Ana SayfaGÜNÜN YAZILARI"Gençliğin İcadı” (Hz Ayşe tartışmasına bir not)

“Gençliğin İcadı” (Hz Ayşe tartışmasına bir not)

Bilim uçsuz bucaksız. İnsan hayatı kısa. Herkes başarı uğruna uzmanlaşmaya çalışıyor. Yani entegrasyon çok zor. Ama çok da gerekli. “Büyük Resmi” görmemizi sağlıyor. Diyelim bir yerde, şu veya bu konuda bir tartışma başgösteriyor. O alanın kendi birikimi ve geleneği içinde konuşuluyor. Oysa bitişik bir alanda, meselenin özüyle ilgili başka bir birikim var. İkisini buluşturmak, disiplinler-arası farkındalıklara bağlı. Anlatacağım örnekte, Tarih, Felsefe ve İslâmî İlimler birbirini besleyebiliyor.

[22 Haziran 2024] Enis Doko, “Hz. Ayşe’nin evlilik yaşı tartışmasına başka açıdan bakmak” diye önemli bir yazı yazdı (20 Haziran 2024). Toplumsal değer ve standartlarımızın tarihselliği üzerinde durdu. Çıkış noktasında, bir felsefeci olarak ahlâki gerçekçilikten (yani mutlak normlardan) yana olduğunu belirtti. Bunu, tarihselci bir görelilik anlayışının karşısına koydu. En azından bu yazısında, söz konusu kesinliklerin genel kaynağı hakkında bir şey söylemedi. Ben olsam, insanlığın bütünsel birikimine dayandırırdım. Tarihte hem tek tek her çağın kendi koşulları, hem de hepsinin üstüste binmesi söz konusu. İlki göreliliği besliyor, ikincisi ise yanlışların ve doğruların ayrı ayrı sepetlerde birikmesi yoluyla göreliliği aşmayı mümkün kılıyor. Şaşırtıcı gelebilir ama, bir tarihçi olarak ben de mutlak bir evrensel ahlâktan yanayım. Bu, Marksizme yönelik eleştirilerimde de kuvvetle mevcut. Tarihsel materyalizmin, ekonomik temel – üstyapı modeli içinde, kültürü ve ahlâkı fazla görelileştirip zayıflattığını düşünüyorum. Buna karşı, tarihin sürekliliğine, birikim boyutuna ve insanların öğrenme süreçlerine yaslanıyorum.

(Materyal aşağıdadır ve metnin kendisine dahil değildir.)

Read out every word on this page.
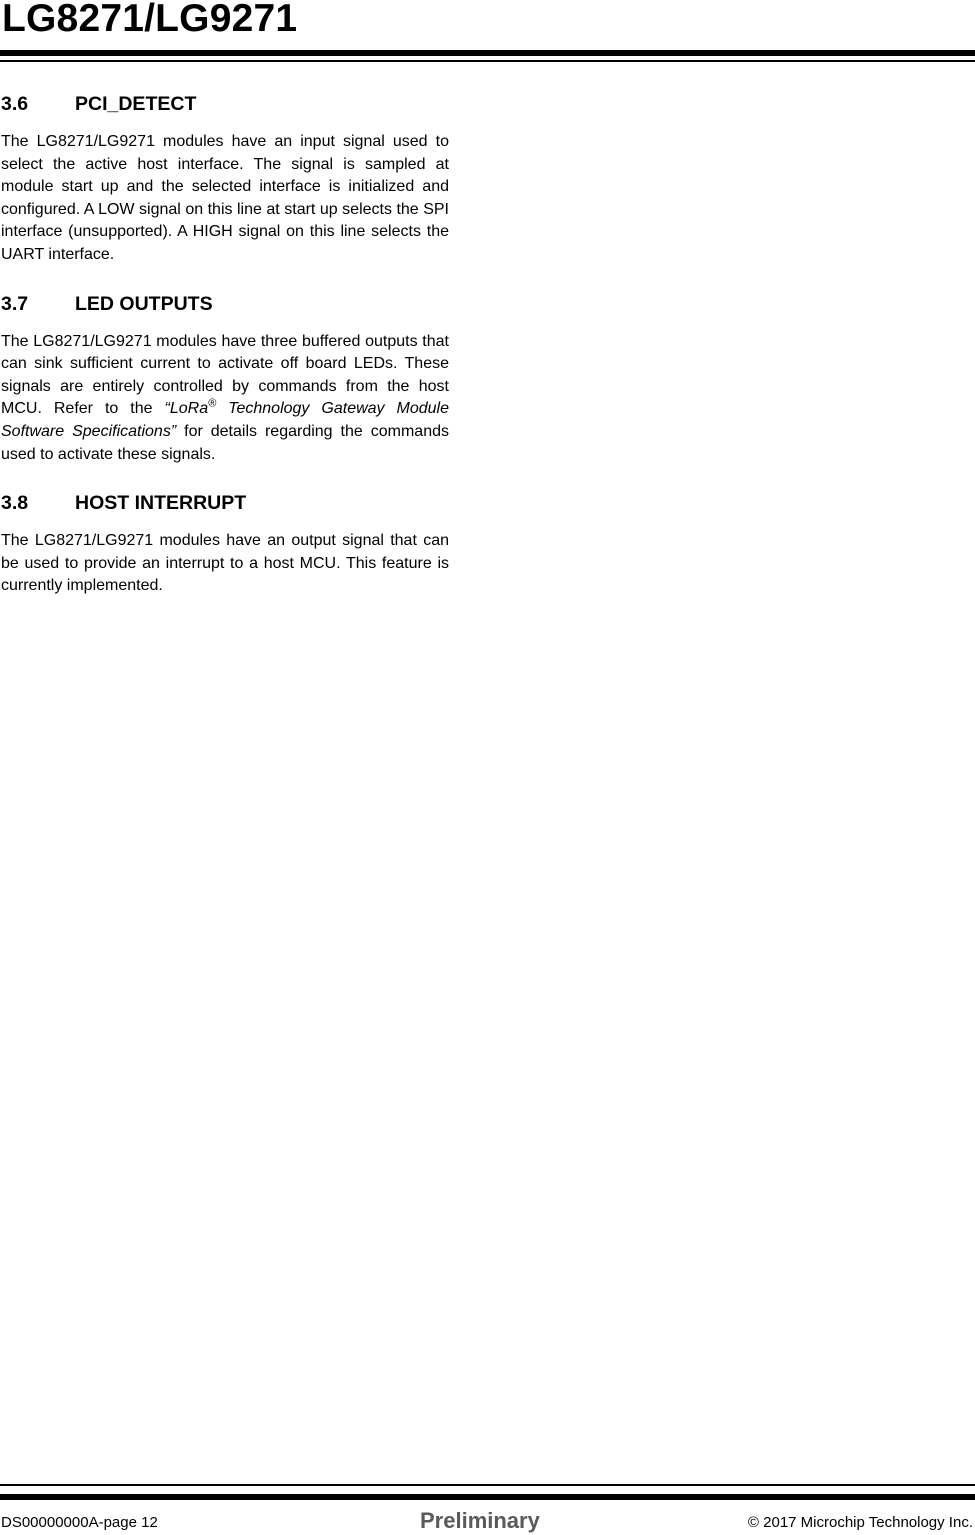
LG8271/LG9271
3.6 PCI_DETECT

The LG8271/LG9271 modules have an input signal used to select the active host interface. The signal is sampled at module start up and the selected interface is initialized and configured. A LOW signal on this line at start up selects the SPI interface (unsupported). A HIGH signal on this line selects the UART interface.

3.7 LED OUTPUTS

The LG8271/LG9271 modules have three buffered outputs that can sink sufficient current to activate off board LEDs. These signals are entirely controlled by commands from the host MCU. Refer to the “LoRa® Technology Gateway Module Software Specifications” for details regarding the commands used to activate these signals.

3.8 HOST INTERRUPT

The LG8271/LG9271 modules have an output signal that can be used to provide an interrupt to a host MCU. This feature is currently implemented.

DS00000000A-page 12	Preliminary	© 2017 Microchip Technology Inc.
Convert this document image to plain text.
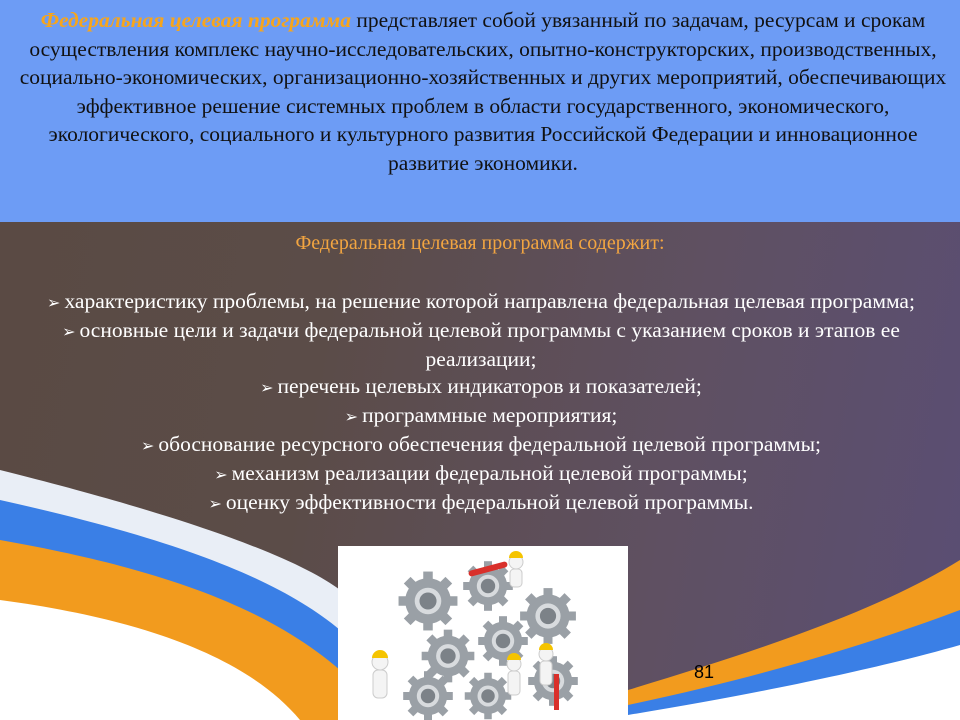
Федеральная целевая программа представляет собой увязанный по задачам, ресурсам и срокам осуществления комплекс научно-исследовательских, опытно-конструкторских, производственных, социально-экономических, организационно-хозяйственных и других мероприятий, обеспечивающих эффективное решение системных проблем в области государственного, экономического, экологического, социального и культурного развития Российской Федерации и инновационное развитие экономики.
Федеральная целевая программа содержит:
➢ характеристику проблемы, на решение которой направлена федеральная целевая программа;
➢ основные цели и задачи федеральной целевой программы с указанием сроков и этапов ее реализации;
➢ перечень целевых индикаторов и показателей;
➢ программные мероприятия;
➢ обоснование ресурсного обеспечения федеральной целевой программы;
➢ механизм реализации федеральной целевой программы;
➢ оценку эффективности федеральной целевой программы.
81
fppt.com
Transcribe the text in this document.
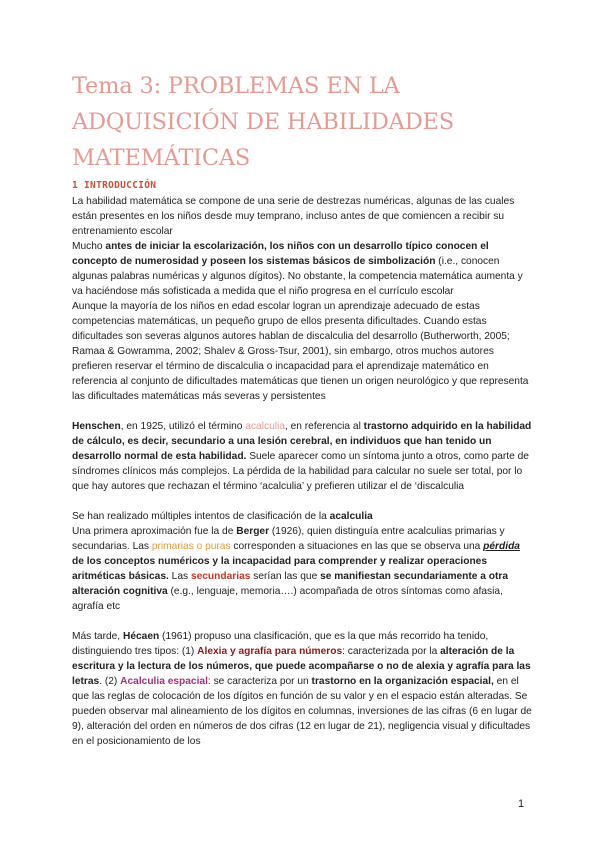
Tema 3: PROBLEMAS EN LA
ADQUISICIÓN DE HABILIDADES
MATEMÁTICAS
1 INTRODUCCIÓN

La habilidad matemática se compone de una serie de destrezas numéricas, algunas de las cuales están presentes en los niños desde muy temprano, incluso antes de que comiencen a recibir su entrenamiento escolar

Mucho antes de iniciar la escolarización, los niños con un desarrollo típico conocen el concepto de numerosidad y poseen los sistemas básicos de simbolización (i.e., conocen algunas palabras numéricas y algunos dígitos). No obstante, la competencia matemática aumenta y va haciéndose más sofisticada a medida que el niño progresa en el currículo escolar

Aunque la mayoría de los niños en edad escolar logran un aprendizaje adecuado de estas competencias matemáticas, un pequeño grupo de ellos presenta dificultades. Cuando estas dificultades son severas algunos autores hablan de discalculia del desarrollo (Butherworth, 2005; Ramaa & Gowramma, 2002; Shalev & Gross-Tsur, 2001), sin embargo, otros muchos autores prefieren reservar el término de discalculia o incapacidad para el aprendizaje matemático en referencia al conjunto de dificultades matemáticas que tienen un origen neurológico y que representa las dificultades matemáticas más severas y persistentes

Henschen, en 1925, utilizó el término acalculia, en referencia al trastorno adquirido en la habilidad de cálculo, es decir, secundario a una lesión cerebral, en individuos que han tenido un desarrollo normal de esta habilidad. Suele aparecer como un síntoma junto a otros, como parte de síndromes clínicos más complejos. La pérdida de la habilidad para calcular no suele ser total, por lo que hay autores que rechazan el término ‘acalculia’ y prefieren utilizar el de ‘discalculia

Se han realizado múltiples intentos de clasificación de la acalculia

Una primera aproximación fue la de Berger (1926), quien distinguía entre acalculias primarias y secundarias. Las primarias o puras corresponden a situaciones en las que se observa una pérdida de los conceptos numéricos y la incapacidad para comprender y realizar operaciones aritméticas básicas. Las secundarias serían las que se manifiestan secundariamente a otra alteración cognitiva (e.g., lenguaje, memoria….) acompañada de otros síntomas como afasia, agrafía etc

Más tarde, Hécaen (1961) propuso una clasificación, que es la que más recorrido ha tenido, distinguiendo tres tipos: (1) Alexia y agrafía para números: caracterizada por la alteración de la escritura y la lectura de los números, que puede acompañarse o no de alexia y agrafía para las letras. (2) Acalculia espacial: se caracteriza por un trastorno en la organización espacial, en el que las reglas de colocación de los dígitos en función de su valor y en el espacio están alteradas. Se pueden observar mal alineamiento de los dígitos en columnas, inversiones de las cifras (6 en lugar de 9), alteración del orden en números de dos cifras (12 en lugar de 21), negligencia visual y dificultades en el posicionamiento de los

1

Ama bu, Enis Doko ile aramızda hayli küçük bir fark. Çünkü Doko da mutlaklık ile değişkenliği birleştirmenin keza tarihsel bir yolunu buluyor. Belirli eylemlerin yanlışlığı veya doğruluğunu (karşı çıkıp çıkmayacağımızı), diyor, sonuçları belirler. İşte bu sonuçlar da çağdan çağa farklılık gösterir. Evlilik yaşı, bunlardan biridir. Modernite öncesinin geleneksel tarım toplumlarında, günümüze kıyasla çok daha erken evlilikler yaygındır. Bu da somut, maddî koşullardan kaynaklanır. Ortalama yaşam süresi zaten çok sınırlı, bebek-çocuk ölüm oranları özellikle yüksektir. Madalyonun diğer yüzünde, erken evlilikler büyük toplumsal zarar ve kayıplara yol açmaz. Dolayısıyla yüksek doğurganlık ihtiyacı hemen her yerde ağır basar ve (kuşkusuz bütün kararları erkeklerin verdiği bir ataerkillik çerçevesi içinde) kızların 12-14, giderek 15-16 yaşlarında evlendirilmesini beraberinde getirir.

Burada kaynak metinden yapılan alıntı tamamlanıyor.